Bug 1834 – typedeffed primitaves can't lose their constancy
Status
RESOLVED
Resolution
WORKSFORME
Severity
normal
Priority
P2
Component
dmd
Product
D
Version
D2
Platform
x86
OS
Windows
Creation time
2008-02-14T02:53:00Z
Last change time
2015-06-09T01:14:30Z
Assigned to
bugzilla
Creator
caron800
Comments
Comment #0 by caron800 — 2008-02-14T02:53:22Z
Just try compiling this:
void main()
{
string s = "hello world";
char c = s[0]; // OK
typedef char mychar;
alias invariant(mychar)[] mystring;
mystring t = cast(mystring)("hello world");
mychar d = t[0]; // Not OK
}
The way I see it, either both of the lines I've commented should compile, or both should fail to compile.
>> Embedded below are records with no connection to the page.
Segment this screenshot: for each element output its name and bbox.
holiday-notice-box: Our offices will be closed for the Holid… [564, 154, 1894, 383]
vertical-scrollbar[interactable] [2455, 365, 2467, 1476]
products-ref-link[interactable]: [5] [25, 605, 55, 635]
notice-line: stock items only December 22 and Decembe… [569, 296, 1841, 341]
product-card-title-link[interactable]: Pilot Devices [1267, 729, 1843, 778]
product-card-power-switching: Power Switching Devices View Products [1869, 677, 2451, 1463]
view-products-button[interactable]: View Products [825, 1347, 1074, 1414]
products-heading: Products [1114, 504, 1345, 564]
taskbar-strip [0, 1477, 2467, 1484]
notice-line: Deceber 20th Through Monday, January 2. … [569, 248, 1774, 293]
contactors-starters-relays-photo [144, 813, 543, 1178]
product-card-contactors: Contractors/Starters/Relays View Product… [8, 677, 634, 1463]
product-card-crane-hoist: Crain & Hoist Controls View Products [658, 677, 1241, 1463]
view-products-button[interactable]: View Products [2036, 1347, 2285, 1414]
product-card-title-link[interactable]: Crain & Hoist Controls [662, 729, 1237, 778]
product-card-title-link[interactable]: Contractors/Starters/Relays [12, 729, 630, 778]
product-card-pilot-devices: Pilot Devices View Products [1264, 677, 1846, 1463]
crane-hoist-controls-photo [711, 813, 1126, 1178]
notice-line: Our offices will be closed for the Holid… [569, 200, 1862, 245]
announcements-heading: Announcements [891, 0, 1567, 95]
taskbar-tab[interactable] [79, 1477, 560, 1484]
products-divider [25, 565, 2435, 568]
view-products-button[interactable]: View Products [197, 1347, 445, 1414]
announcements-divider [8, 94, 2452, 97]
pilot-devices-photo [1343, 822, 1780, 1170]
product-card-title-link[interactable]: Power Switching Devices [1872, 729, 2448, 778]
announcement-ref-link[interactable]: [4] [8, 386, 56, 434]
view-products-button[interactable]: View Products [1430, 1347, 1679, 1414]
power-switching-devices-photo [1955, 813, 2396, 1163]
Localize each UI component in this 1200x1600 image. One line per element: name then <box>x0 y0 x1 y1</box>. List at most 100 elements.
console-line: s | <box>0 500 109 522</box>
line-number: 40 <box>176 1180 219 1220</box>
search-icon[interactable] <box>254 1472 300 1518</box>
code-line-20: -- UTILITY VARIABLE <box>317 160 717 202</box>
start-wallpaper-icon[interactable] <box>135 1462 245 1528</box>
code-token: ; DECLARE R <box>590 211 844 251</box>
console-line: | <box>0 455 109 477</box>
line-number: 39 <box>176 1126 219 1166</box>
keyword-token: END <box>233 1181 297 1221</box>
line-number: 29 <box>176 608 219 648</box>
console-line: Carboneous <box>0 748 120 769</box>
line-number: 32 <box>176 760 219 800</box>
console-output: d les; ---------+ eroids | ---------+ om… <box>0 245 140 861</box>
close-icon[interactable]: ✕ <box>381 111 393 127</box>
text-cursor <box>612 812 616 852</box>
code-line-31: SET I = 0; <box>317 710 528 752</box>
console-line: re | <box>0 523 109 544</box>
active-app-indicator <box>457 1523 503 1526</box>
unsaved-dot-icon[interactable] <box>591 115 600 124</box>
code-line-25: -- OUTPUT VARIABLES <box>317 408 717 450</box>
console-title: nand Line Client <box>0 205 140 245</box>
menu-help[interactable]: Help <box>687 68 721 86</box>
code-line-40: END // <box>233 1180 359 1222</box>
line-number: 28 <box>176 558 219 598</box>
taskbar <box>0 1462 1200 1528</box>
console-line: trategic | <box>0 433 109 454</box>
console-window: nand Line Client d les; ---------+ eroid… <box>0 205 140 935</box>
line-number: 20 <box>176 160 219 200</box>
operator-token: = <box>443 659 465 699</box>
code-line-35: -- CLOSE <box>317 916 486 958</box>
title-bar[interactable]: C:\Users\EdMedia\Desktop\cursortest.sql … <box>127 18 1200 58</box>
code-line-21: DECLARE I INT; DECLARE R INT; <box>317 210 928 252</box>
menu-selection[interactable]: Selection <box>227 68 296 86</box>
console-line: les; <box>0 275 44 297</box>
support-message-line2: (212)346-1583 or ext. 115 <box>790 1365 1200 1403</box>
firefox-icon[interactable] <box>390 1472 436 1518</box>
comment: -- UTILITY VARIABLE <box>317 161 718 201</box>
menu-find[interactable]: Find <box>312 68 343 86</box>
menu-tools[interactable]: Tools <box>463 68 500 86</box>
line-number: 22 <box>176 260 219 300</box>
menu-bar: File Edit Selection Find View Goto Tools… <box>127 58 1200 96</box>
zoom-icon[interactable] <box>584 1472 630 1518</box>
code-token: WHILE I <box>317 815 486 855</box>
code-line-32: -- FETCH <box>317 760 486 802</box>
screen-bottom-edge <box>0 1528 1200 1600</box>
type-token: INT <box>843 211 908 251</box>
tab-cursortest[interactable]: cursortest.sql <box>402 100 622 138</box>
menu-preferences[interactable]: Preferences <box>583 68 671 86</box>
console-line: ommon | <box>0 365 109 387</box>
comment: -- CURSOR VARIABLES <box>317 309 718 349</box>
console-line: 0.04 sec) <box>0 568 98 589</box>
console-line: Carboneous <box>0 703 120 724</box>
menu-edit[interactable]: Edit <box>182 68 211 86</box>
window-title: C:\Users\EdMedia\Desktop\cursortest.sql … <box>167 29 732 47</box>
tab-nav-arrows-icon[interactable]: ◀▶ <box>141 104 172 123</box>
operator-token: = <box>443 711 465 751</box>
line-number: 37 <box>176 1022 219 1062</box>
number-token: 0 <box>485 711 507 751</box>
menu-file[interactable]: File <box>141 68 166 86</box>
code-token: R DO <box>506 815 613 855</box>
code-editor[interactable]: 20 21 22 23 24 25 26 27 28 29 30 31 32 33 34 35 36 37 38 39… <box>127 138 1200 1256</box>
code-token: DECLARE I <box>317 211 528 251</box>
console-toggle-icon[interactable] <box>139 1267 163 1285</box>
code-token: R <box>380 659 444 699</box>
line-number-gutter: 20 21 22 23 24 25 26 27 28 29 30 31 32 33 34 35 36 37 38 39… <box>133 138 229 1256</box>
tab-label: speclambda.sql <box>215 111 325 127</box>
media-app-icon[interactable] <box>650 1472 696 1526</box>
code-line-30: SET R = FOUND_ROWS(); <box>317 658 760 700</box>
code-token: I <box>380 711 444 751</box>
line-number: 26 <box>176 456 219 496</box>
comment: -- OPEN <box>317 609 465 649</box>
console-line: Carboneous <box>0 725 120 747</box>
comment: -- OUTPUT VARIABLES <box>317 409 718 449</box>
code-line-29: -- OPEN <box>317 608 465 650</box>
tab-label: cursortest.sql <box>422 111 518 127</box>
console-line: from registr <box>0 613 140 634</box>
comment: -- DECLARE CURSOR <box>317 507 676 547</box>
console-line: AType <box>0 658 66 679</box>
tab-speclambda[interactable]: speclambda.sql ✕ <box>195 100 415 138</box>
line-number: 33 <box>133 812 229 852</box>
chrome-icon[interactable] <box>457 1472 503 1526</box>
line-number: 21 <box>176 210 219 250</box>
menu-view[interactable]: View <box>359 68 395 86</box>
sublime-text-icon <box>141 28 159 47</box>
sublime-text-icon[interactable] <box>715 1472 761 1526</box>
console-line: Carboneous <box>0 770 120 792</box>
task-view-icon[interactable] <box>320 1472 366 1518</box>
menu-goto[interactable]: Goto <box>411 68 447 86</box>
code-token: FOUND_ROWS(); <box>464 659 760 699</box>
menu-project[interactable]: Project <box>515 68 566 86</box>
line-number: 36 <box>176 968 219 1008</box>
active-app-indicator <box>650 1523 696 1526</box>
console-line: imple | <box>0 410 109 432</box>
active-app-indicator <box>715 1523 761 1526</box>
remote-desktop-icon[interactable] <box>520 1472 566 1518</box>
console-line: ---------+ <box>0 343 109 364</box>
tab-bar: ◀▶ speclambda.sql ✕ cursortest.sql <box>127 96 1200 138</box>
But the second one (mychar d = t[0]) causes the following error:
cannot implicitly convert expression (t[0u]) of type invariant(mychar) to mychar
So ... you can implicitly convert invariant(char) to char, but you can't convert invariant(mychar) to mychar - even though the latter is just a typedef of the former. This makes it impossible to define a "new kind of char". (Or any primitive type).
I understand that /in general/ you don't want invariant(T) to implicitly cast to T, but typedefs of primitive types? That's going too far. Ideally you want to say "if T does not contain any pointers then const(T) and invariant(T) may implicitly cast to T".
This bug is preventing development on one of my projects.